The minister was warned the proposals set out in the government’s white paper and mentioned in the Queen’s Speech last week could lead to higher prices for customers and make it more difficult for renewables firms to attract investment.
“They just bombarded him with questions because they are very concerned about their industry,” Lib Dem Wiltshire Councillor Simon Killane told the Standard. “They gave him a good grilling.”
Ed Gill, head of external affairs at Chippenham-based Good Energy was one of those who welcomed the chance to question the minister face to face.
The company is one of several high profile firms, including Ecotricity and Scottish and Southern Energy, that have slammed the proposals to bring scrap current subsidies and bring in longer term contracts for suppliers.

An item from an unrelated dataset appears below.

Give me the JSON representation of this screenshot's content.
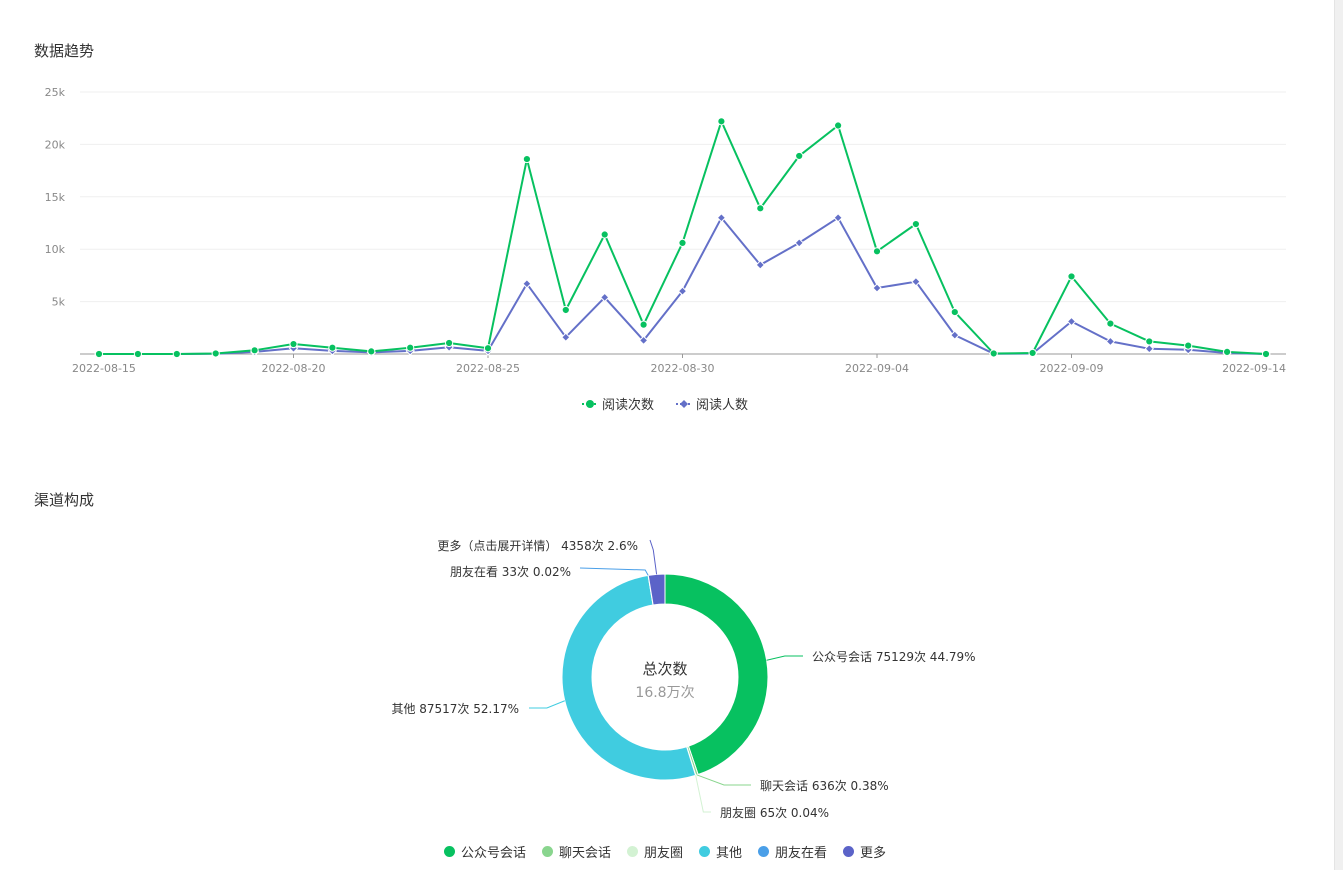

“He certainly took the time to listen to the concerns that we had,” he said. The reforms had generated a huge amount of anxiety in the industry and people wanted to express those fears directly.
“The reforms are geared towards large centralised power suppliers.”
But as planning and health had been decentralised under localism, the same should follow for renewable energy supply.
Several solar farms were installed near Malmesbury before subsidies dropped last year , including one on a former airfield at Long Newnton.
Firms fear the long-term “contracts for difference” to supply power at an agreed price will deter investment in renewables and will benefit nuclear suppliers instead. Keith MacLean, head of policy at Scottish and Southern Energy dubbed them unworkable.
Mr Davey was invited to dinner by Lib Dems in Malmesbury several months ago before he took over the ministerial role from Chris Huhne. But it wasn’t until Saturday that he was able to honour the commitment.
Cllr Killane said the group decided to throw open the event to local people, businesses and students.